In Auburn Hills, Mich., LeBron James scored 12 of his 34 points in the first quarter to help Cleveland build a cushion it used to cruise to a win over Detroit.

Nuggets 124, T-Wolves 111

In Minneapolis, Carmelo Anthony scored 22 points and Nene had 17 points, eight rebounds and six assists as Denver Nuggets handed Minnesota its 14th straight loss.

Pacers 86, Clippers 73

In Indianapolis, Troy Murphy had 18 points and 11 rebounds as Indiana beat Los Angeles to snap a four-game losing streak.

Celtics 113, 76ers 110

In Boston, Rajon Rondo scored six points during a key run early in the fourth quarter and made a shot clock-beating jump shot on the baseline in the closing seconds as the Celtics overcame poor 3-point shooting to beat Philadelphia.

Bobcats 116, Raptors 81

In Charlotte, Gerald Wallace broke out of his shooting slump with 31 points and grabbed 13 rebounds to help the Bobcats to the most lopsided victory in team history, over Toronto.

Heat 99, Magic 98

In Orlando, Michael Beasley dunked a missed shot by Dwyane Wade with 1.6 seconds remaining to lift Miami to a victory over the Magic.

Spurs 118, Warriors 104

In San Antonio, Tony Parker scored 32 points as the Spurs overcame another iron man performance by Monta Ellis in a victory over Golden State.

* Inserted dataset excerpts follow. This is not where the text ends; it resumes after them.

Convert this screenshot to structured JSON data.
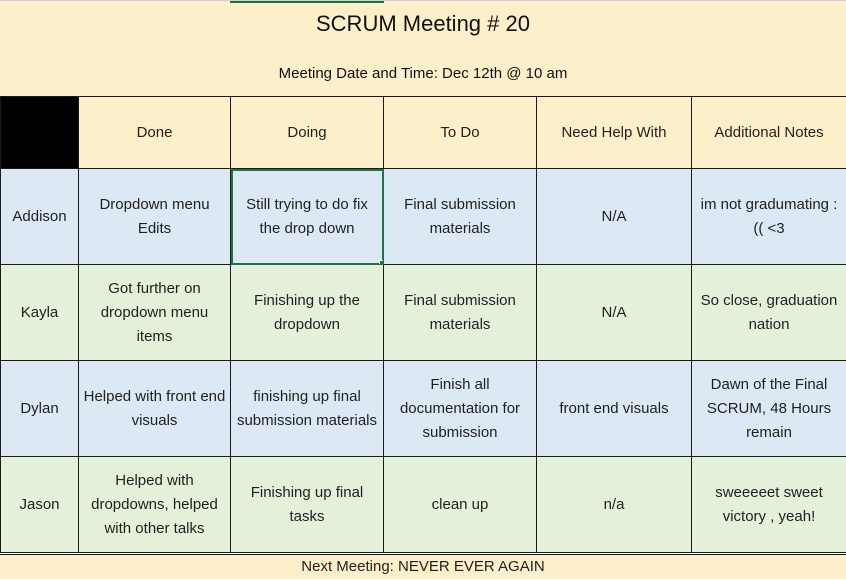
{
  "title": "SCRUM Meeting # 20",
  "subtitle": "Meeting Date and Time: Dec 12th @ 10 am",
  "columns": [
    "Done",
    "Doing",
    "To Do",
    "Need Help With",
    "Additional Notes"
  ],
  "rows": [
    {
      "name": "Addison",
      "done": "Dropdown menu Edits",
      "doing": "Still trying to do fix the drop down",
      "todo": "Final submission materials",
      "help": "N/A",
      "notes": "im not gradumating :(( <3"
    },
    {
      "name": "Kayla",
      "done": "Got further on dropdown menu items",
      "doing": "Finishing up the dropdown",
      "todo": "Final submission materials",
      "help": "N/A",
      "notes": "So close, graduation nation"
    },
    {
      "name": "Dylan",
      "done": "Helped with front end visuals",
      "doing": "finishing up final submission materials",
      "todo": "Finish all documentation for submission",
      "help": "front end visuals",
      "notes": "Dawn of the Final SCRUM, 48 Hours remain"
    },
    {
      "name": "Jason",
      "done": "Helped with dropdowns, helped with other talks",
      "doing": "Finishing up final tasks",
      "todo": "clean up",
      "help": "n/a",
      "notes": "sweeeeet sweet victory , yeah!"
    }
  ],
  "footer": "Next Meeting: NEVER EVER AGAIN",
  "colors": {
    "header_bg": "#fdefc9",
    "row_blue": "#dde8f5",
    "row_green": "#e3f0da",
    "selection": "#217346"
  }
}
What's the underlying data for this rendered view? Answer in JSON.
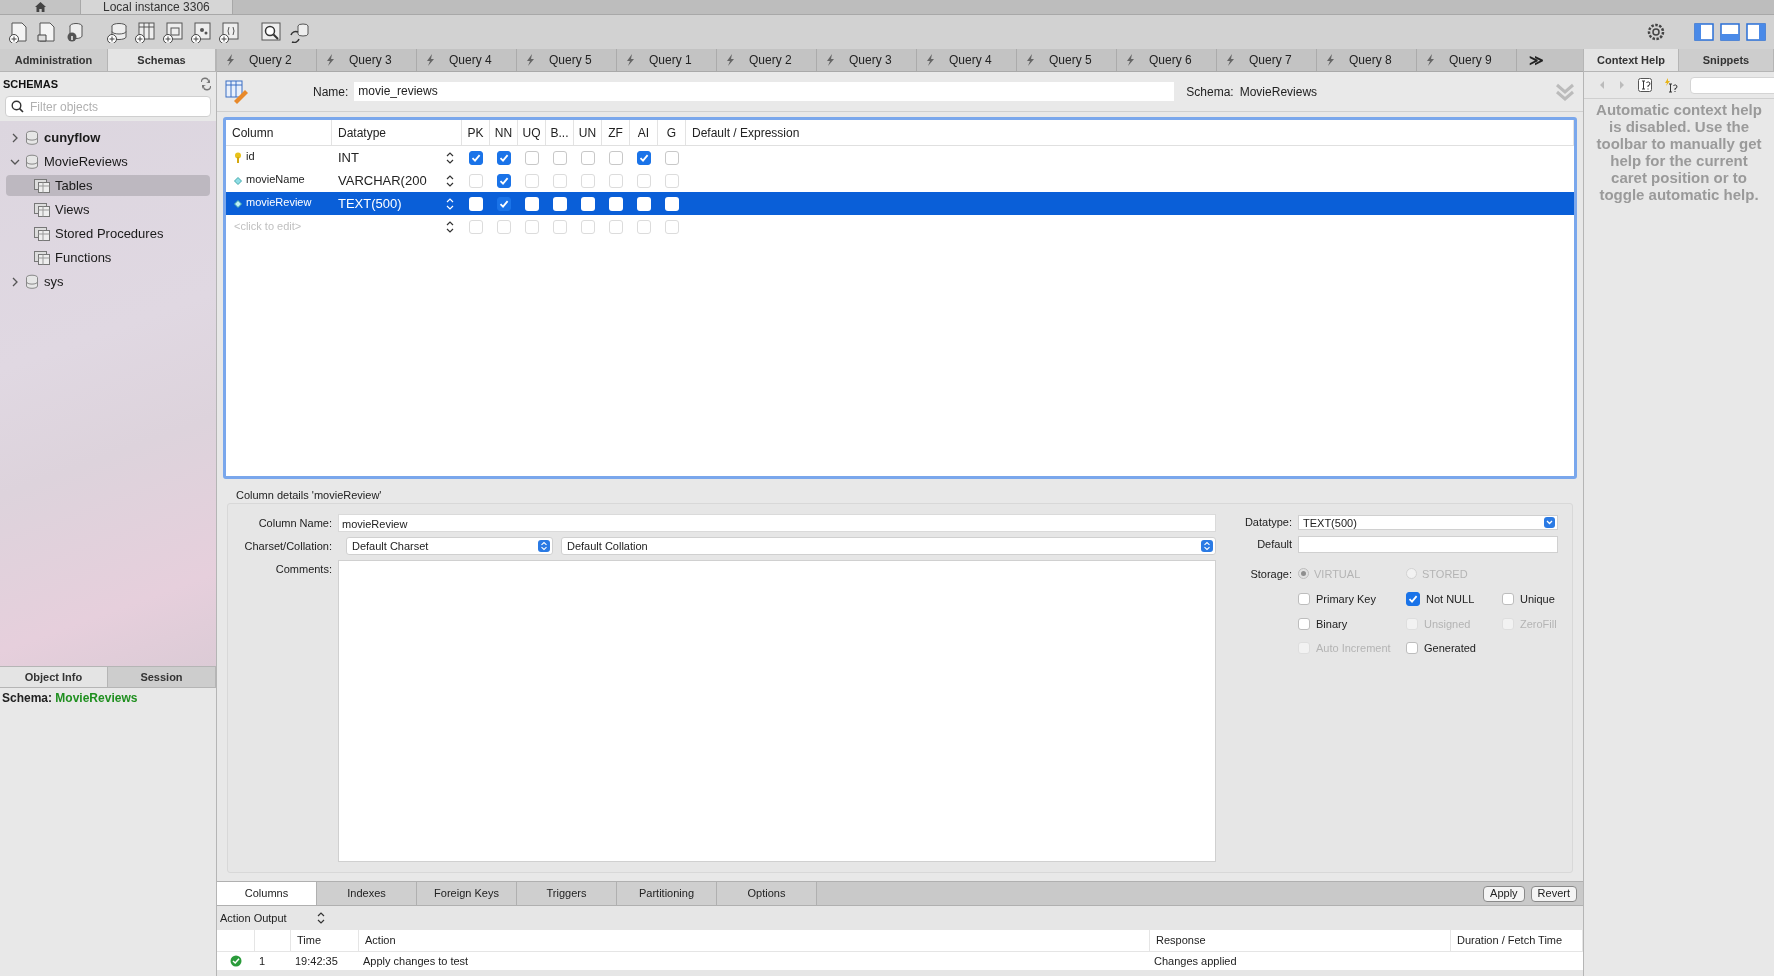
{
  "window_tabs": [
    {
      "kind": "home",
      "selected": false
    },
    {
      "kind": "text",
      "label": "Local instance 3306",
      "selected": true
    }
  ],
  "sidebar": {
    "tabs": [
      {
        "label": "Administration",
        "selected": false
      },
      {
        "label": "Schemas",
        "selected": true
      }
    ],
    "header": "SCHEMAS",
    "filter": {
      "placeholder": "Filter objects"
    },
    "tree": [
      {
        "label": "cunyflow",
        "kind": "schema",
        "is_default": true,
        "expanded": false,
        "selected": false
      },
      {
        "label": "MovieReviews",
        "kind": "schema",
        "is_default": false,
        "expanded": true,
        "selected": false,
        "children": [
          {
            "label": "Tables",
            "kind": "folder",
            "selected": true
          },
          {
            "label": "Views",
            "kind": "folder",
            "selected": false
          },
          {
            "label": "Stored Procedures",
            "kind": "folder",
            "selected": false
          },
          {
            "label": "Functions",
            "kind": "folder",
            "selected": false
          }
        ]
      },
      {
        "label": "sys",
        "kind": "schema",
        "is_default": false,
        "expanded": false,
        "selected": false
      }
    ],
    "bottom_tabs": [
      {
        "label": "Object Info",
        "selected": true
      },
      {
        "label": "Session",
        "selected": false
      }
    ],
    "info": {
      "label": "Schema:",
      "value": "MovieReviews"
    }
  },
  "query_tabs": [
    "Query 2",
    "Query 3",
    "Query 4",
    "Query 5",
    "Query 1",
    "Query 2",
    "Query 3",
    "Query 4",
    "Query 5",
    "Query 6",
    "Query 7",
    "Query 8",
    "Query 9"
  ],
  "overflow": "≫",
  "editor": {
    "name_label": "Name:",
    "name": "movie_reviews",
    "schema_label": "Schema:",
    "schema": "MovieReviews"
  },
  "grid": {
    "columns": [
      "Column",
      "Datatype",
      "PK",
      "NN",
      "UQ",
      "B...",
      "UN",
      "ZF",
      "AI",
      "G",
      "Default / Expression"
    ],
    "rows": [
      {
        "kind": "key",
        "name": "id",
        "datatype": "INT",
        "flags": [
          true,
          true,
          false,
          false,
          false,
          false,
          true,
          false
        ],
        "selected": false
      },
      {
        "kind": "field",
        "name": "movieName",
        "datatype": "VARCHAR(200",
        "flags": [
          false,
          true,
          false,
          false,
          false,
          false,
          false,
          false
        ],
        "selected": false
      },
      {
        "kind": "field",
        "name": "movieReview",
        "datatype": "TEXT(500)",
        "flags": [
          false,
          true,
          false,
          false,
          false,
          false,
          false,
          false
        ],
        "selected": true
      },
      {
        "kind": "new",
        "name": "<click to edit>",
        "datatype": "",
        "flags": [
          false,
          false,
          false,
          false,
          false,
          false,
          false,
          false
        ],
        "selected": false
      }
    ]
  },
  "details": {
    "title": "Column details 'movieReview'",
    "column_name_label": "Column Name:",
    "column_name": "movieReview",
    "charset_label": "Charset/Collation:",
    "charset": "Default Charset",
    "collation": "Default Collation",
    "comments_label": "Comments:",
    "datatype_label": "Datatype:",
    "datatype": "TEXT(500)",
    "default_label": "Default",
    "storage_label": "Storage:",
    "storage": [
      {
        "label": "VIRTUAL",
        "selected": true,
        "disabled": true
      },
      {
        "label": "STORED",
        "selected": false,
        "disabled": true
      }
    ],
    "options": [
      {
        "label": "Primary Key",
        "checked": false,
        "disabled": false
      },
      {
        "label": "Not NULL",
        "checked": true,
        "disabled": false
      },
      {
        "label": "Unique",
        "checked": false,
        "disabled": false
      },
      {
        "label": "Binary",
        "checked": false,
        "disabled": false
      },
      {
        "label": "Unsigned",
        "checked": false,
        "disabled": true
      },
      {
        "label": "ZeroFill",
        "checked": false,
        "disabled": true
      },
      {
        "label": "Auto Increment",
        "checked": false,
        "disabled": true
      },
      {
        "label": "Generated",
        "checked": false,
        "disabled": false
      }
    ]
  },
  "editor_tabs": [
    {
      "label": "Columns",
      "selected": true
    },
    {
      "label": "Indexes",
      "selected": false
    },
    {
      "label": "Foreign Keys",
      "selected": false
    },
    {
      "label": "Triggers",
      "selected": false
    },
    {
      "label": "Partitioning",
      "selected": false
    },
    {
      "label": "Options",
      "selected": false
    }
  ],
  "buttons": [
    "Apply",
    "Revert"
  ],
  "output": {
    "selector": "Action Output",
    "columns": [
      "Time",
      "Action",
      "Response",
      "Duration / Fetch Time"
    ],
    "rows": [
      {
        "success": true,
        "index": "1",
        "time": "19:42:35",
        "action": "Apply changes to test",
        "response": "Changes applied"
      }
    ]
  },
  "right_panel": {
    "tabs": [
      {
        "label": "Context Help",
        "selected": true
      },
      {
        "label": "Snippets",
        "selected": false
      }
    ],
    "help": "Automatic context help is disabled. Use the toolbar to manually get help for the current caret position or to toggle automatic help."
  }
}
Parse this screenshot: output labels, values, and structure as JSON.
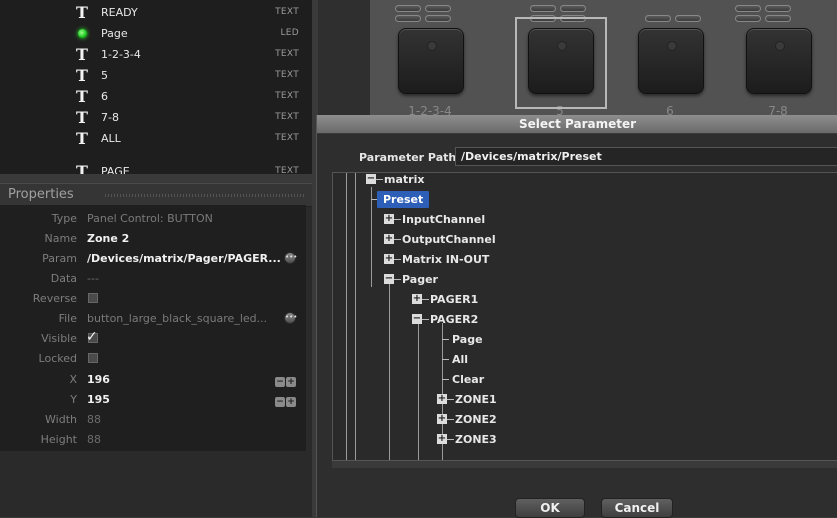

Ellis tied his career high with 42 points for the Warriors.

Mavericks 130, Rockets 99

In Houston, Jason Kidd moved into second place on the NBA’s career assists list and Jason Terry scored 27 points as Dallas shot 65.5 percent in a victory over the Rockets.

Hornets 102, Bucks 99

In New Orleans, David West had 27 points and 10 rebounds as the Hornets defeated Milwaukee.

Luke Ridnour scored a season-high 23 points for the Bucks.

Suns 126, Grizzlies 111

In Phoenix, Amare Stoudemire scored 18 of his 28 points during a torrid third quarter as the Suns beat Memphis for their 15th consecutive home victory.

Kings 111, Knicks 97

In Sacramento, Donte Greene made six 3-pointers and tied a career high with 24 points, and the Kings never trailed in a victory over New York.